De lorientlejour.comLa Société pour la protection de la nature au Liban milite en faveur d’une nouvelle loi sur la chasse.
En dépit de l’interdiction de chasser, des braconniers sévissent tout le long de l’année. Le Liban, l’un des plus importants corridors d’oiseaux migrateurs au monde, est devenu au fil des années un cimetière pour ces volatiles voyageurs, victimes d’une chasse sauvage. Cependant, la Société pour la protection de la nature au Liban (SPNL), le PNUD (Programme des Nations unies pour le développement), le ministère de l’Environnement et le Global environemnt facilities (GEF) s’appliquent à faire entrer en vigueur une nouvelle loi sur ce plan d’ici à septembre. Leur but : essayer de sensibiliser à ce problème un maximum de personnes, et surtout les jeunes. Dans ce cadre, un séminaire a eu lieu avec les différents membres du secteur libanais de l’éducation. « Les enfants suivront des cours sur l’environnement. Ils prendront conscience de la gravité de la situation au Liban du fait de la chasse non responsable », souligne Saleem Hamadeh, l’un des directeurs du projet, à l’adresse des différents participants.
Chaque année, des espèces devenues rares sont abattues par des chasseurs peu scrupuleux de l’environnement. « Il y a 400 espèces entre oiseaux migrateurs et oiseaux permanents au Liban, uniquement 10 de ces espèces peuvent être chassées », explique Assad Serhal, directeur général du SPNL.
La chasse est interdite depuis 1995 dans le pays, mais en 2004, une nouvelle loi a été élaborée sans être encore promulguée par le Parlement. Elle promeut l’idée d’une « chasse durable », selon Assad Serhal. « Cette loi régulerait ce business. Il ne sera possible de chasser qu’entre septembre et février. Un quota d’oiseaux par chasseur sera défini, et une campagne de sensibilisation devra être lancée. Enfin, il ne sera possible de chasser qu’une fois obtenue la licence de chasse », conclut M. Serhal.

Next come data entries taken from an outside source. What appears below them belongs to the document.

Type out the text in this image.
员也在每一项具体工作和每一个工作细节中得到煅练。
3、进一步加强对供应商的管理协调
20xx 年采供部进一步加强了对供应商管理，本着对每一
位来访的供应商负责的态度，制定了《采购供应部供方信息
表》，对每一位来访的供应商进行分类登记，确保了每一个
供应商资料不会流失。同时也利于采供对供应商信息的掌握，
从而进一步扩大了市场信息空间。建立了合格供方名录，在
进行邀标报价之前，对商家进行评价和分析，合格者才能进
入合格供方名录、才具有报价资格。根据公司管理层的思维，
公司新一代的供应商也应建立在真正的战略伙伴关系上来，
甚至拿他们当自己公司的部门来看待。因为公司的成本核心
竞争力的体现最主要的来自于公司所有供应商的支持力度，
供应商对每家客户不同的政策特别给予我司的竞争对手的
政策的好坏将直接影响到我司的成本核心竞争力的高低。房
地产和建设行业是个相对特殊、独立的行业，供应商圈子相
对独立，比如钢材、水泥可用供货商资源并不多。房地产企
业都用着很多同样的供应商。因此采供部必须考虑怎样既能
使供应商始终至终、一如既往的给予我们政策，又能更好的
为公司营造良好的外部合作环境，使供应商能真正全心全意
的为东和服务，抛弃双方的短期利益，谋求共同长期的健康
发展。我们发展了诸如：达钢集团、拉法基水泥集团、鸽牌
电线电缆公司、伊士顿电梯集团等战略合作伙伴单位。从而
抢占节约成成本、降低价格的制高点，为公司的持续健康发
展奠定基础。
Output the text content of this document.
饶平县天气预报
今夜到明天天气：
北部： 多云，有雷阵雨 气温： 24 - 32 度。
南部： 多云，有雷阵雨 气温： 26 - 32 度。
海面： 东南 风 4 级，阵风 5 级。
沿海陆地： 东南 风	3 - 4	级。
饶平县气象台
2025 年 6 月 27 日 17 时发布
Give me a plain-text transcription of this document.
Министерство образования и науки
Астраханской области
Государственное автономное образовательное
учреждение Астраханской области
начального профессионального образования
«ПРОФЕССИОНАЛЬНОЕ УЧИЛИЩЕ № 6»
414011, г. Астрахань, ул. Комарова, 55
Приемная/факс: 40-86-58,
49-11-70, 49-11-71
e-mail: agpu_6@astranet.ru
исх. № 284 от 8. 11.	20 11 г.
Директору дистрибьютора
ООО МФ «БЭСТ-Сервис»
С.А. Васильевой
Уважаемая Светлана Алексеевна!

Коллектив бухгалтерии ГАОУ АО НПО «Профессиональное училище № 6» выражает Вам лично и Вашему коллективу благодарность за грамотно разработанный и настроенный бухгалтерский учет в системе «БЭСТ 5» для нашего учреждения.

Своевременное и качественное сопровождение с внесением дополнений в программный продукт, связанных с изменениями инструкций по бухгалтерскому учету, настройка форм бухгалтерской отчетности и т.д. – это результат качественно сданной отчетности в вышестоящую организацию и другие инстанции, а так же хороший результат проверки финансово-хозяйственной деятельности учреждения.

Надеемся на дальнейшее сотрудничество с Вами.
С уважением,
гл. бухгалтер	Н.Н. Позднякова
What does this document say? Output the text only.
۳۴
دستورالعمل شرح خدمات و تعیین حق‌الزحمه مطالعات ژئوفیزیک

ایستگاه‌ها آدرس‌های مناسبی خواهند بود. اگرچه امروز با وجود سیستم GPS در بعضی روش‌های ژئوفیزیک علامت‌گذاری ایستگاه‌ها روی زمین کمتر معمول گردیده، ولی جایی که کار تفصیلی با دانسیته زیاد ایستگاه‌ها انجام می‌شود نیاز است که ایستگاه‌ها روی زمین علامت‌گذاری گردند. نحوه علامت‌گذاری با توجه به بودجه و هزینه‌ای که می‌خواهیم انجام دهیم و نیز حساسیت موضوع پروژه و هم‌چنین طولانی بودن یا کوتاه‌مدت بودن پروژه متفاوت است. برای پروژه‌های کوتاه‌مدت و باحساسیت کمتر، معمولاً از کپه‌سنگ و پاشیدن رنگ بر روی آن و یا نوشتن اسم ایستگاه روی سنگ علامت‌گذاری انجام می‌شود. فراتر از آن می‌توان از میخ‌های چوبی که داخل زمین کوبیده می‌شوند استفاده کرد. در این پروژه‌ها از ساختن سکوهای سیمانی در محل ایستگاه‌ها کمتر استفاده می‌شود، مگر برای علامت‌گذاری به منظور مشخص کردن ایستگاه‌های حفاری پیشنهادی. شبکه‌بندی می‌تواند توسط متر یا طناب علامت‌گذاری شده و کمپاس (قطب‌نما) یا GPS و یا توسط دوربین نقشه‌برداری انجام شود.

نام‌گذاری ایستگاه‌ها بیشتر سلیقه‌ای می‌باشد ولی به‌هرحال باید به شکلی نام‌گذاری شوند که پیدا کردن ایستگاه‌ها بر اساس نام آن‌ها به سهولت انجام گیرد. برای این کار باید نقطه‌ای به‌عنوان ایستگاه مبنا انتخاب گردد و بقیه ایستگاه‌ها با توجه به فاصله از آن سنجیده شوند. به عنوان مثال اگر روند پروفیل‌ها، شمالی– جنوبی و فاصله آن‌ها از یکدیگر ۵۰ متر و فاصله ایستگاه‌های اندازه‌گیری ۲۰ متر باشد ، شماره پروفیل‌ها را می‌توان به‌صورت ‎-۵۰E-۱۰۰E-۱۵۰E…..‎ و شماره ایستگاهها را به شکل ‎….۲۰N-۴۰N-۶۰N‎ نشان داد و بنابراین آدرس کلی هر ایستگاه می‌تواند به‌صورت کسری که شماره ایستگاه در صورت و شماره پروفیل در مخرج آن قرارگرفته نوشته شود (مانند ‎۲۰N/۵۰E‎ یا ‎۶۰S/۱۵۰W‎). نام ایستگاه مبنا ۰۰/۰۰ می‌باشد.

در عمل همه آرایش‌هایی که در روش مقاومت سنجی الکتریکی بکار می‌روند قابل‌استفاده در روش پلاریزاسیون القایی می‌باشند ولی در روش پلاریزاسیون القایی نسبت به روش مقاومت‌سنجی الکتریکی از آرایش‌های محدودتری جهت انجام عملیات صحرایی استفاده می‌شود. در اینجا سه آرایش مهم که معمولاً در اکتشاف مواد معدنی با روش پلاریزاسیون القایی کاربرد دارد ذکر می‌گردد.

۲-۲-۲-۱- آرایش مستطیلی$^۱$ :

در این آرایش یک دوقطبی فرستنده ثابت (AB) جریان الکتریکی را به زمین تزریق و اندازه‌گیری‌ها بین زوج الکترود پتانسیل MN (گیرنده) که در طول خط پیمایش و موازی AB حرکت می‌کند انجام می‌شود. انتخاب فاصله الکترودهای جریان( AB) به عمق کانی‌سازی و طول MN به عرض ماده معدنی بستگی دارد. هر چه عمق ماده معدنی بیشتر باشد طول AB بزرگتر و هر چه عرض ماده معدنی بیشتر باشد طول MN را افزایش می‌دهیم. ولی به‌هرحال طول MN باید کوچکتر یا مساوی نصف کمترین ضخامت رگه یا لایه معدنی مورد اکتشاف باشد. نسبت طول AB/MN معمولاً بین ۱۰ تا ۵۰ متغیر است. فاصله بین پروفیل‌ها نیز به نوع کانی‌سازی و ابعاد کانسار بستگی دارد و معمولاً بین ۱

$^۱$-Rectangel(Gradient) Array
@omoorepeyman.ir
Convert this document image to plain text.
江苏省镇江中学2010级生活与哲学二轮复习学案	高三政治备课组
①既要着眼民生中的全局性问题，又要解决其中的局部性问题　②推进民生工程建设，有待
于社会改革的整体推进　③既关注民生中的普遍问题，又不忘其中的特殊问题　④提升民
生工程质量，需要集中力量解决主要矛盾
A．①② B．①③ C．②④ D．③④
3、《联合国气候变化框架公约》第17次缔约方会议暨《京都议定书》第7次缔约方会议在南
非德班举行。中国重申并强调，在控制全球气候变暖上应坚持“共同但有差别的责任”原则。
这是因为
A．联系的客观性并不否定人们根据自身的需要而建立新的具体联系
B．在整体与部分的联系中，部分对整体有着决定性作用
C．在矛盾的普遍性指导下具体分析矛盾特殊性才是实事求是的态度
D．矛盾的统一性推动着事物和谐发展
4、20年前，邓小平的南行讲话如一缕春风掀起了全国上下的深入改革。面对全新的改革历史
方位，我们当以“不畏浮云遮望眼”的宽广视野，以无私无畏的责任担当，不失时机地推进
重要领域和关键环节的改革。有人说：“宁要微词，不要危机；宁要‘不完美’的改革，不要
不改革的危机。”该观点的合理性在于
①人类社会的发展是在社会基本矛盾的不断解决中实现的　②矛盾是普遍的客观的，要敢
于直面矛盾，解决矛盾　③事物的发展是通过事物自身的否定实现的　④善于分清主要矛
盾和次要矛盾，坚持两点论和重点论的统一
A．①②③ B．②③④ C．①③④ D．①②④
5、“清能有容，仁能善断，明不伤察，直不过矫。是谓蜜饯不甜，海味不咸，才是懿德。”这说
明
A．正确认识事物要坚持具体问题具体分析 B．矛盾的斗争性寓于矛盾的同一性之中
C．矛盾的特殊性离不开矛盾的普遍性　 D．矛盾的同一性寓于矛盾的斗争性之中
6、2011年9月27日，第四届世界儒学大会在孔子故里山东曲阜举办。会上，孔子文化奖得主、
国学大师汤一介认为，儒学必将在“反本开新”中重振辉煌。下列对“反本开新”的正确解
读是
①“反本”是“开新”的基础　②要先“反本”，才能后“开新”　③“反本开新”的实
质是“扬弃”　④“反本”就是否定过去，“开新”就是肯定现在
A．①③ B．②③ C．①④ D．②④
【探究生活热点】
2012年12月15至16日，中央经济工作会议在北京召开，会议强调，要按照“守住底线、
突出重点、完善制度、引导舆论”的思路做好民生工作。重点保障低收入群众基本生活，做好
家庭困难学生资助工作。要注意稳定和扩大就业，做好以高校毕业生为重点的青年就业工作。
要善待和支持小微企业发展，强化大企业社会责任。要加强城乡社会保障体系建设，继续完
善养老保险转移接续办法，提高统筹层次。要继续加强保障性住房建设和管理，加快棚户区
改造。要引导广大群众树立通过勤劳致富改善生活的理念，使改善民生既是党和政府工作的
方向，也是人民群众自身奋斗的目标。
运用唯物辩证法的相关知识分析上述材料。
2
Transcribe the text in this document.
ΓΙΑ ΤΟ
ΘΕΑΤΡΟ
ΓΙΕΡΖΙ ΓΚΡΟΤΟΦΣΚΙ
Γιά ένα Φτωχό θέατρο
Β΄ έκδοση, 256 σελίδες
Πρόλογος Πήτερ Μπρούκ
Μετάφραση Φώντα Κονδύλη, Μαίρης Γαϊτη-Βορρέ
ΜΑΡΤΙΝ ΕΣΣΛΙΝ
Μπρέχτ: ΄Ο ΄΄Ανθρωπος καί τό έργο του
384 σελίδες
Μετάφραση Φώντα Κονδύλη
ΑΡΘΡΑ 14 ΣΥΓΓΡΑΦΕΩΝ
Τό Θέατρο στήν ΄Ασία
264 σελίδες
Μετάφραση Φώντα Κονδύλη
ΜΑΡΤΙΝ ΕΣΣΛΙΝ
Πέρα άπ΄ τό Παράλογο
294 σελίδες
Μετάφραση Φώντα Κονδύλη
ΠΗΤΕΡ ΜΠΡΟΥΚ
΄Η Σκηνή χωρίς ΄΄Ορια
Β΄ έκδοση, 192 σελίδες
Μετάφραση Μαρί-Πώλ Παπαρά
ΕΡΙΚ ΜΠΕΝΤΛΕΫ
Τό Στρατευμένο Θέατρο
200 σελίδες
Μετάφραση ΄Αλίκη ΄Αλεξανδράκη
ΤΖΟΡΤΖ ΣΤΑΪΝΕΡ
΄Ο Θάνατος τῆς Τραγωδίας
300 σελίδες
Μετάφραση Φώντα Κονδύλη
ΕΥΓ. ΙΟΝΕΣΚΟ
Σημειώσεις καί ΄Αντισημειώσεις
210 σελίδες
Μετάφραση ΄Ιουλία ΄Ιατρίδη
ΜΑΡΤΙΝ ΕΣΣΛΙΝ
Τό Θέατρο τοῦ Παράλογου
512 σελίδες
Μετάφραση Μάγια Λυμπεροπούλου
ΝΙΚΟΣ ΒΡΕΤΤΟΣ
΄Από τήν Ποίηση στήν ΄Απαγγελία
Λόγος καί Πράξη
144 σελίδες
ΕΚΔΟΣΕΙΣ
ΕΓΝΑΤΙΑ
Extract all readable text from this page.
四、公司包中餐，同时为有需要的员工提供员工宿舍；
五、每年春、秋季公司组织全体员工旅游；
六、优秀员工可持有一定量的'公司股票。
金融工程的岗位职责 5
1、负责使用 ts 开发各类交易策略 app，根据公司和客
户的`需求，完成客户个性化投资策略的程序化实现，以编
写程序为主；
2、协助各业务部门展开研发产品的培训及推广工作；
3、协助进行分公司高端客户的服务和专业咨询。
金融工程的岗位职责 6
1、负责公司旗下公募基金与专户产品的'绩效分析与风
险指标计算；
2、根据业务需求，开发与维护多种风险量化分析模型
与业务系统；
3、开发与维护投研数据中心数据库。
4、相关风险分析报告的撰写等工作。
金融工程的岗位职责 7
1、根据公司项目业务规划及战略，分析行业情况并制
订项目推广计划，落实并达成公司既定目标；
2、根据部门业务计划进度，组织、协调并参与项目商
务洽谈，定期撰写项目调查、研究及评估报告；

Face aux lobbies de la chasse, c’est un vrai front antichasse qui s’est construit au Liban avec à la tête le Haut conseil de la chasse, présidé par le ministre de l’Environnement, Nazem el-Khoury. « Avec tous ces changements, nous espérons vraiment réussir à faire passer cette loi », déclare Assad Serah.
L’ignorance des chasseurs
La chasse est considérée au Liban comme une activité socio-économique. Photos, narration d’exploits... Il suffit d’un clic sur certains forums Internet pour réaliser l’importance de ce fléau dans la société. À titre d’exemple, sur la page Facebook d’un groupe de « Hunting », les chasseurs exhibent sans aucune pudeur les carcasses des oiseaux tués. Fiers, ils brandissent dans leur poing une dizaine de petits volatiles, ou sourient au milieu de cigognes mortes. Pour eux, c’est un vrai trophée.
« Les Libanais commencent à chasser jeunes. Lorsqu’ils passent leur premier certificat scolaire, les parents offrent aux enfants leur premier fusil de chasse. Ainsi, il faut les sensibiliser dès leur plus jeune âge », relève Assad Serhal.
La chasse reste une activité masculine. Aucune femme chasseur n’a encore été recensée au Liban. « C’est une très bonne nouvelle pour la SPNL. Par le biais des mères, on peut souhaiter toucher une fois de plus les enfants, car ce sont elles qui les éduquent. » La SPNL pourrait ainsi espérer éradiquer le problème de la chasse à sa source.
Au Liban, il n’existe aucun réel code de conduite et les règles de sécurité sont laissées à l’appréciation de chacun lorsqu’il s’agit de chasser. Ainsi, la plupart des chasseurs ignorent l’impact de cette pratique débridée. « Des contrôles existent, mais les personnes qui s’en occupent n’ont reçu aucun entraînement pour l’exercer correctement. Parfois, ils ferment aussi un œil sur ce qui se passe, déclare Assad Serhal, et beaucoup de chasseurs ne savent pas quoi, ou comment chasser, ils tuent, c’est tout », s’exclame-t-il.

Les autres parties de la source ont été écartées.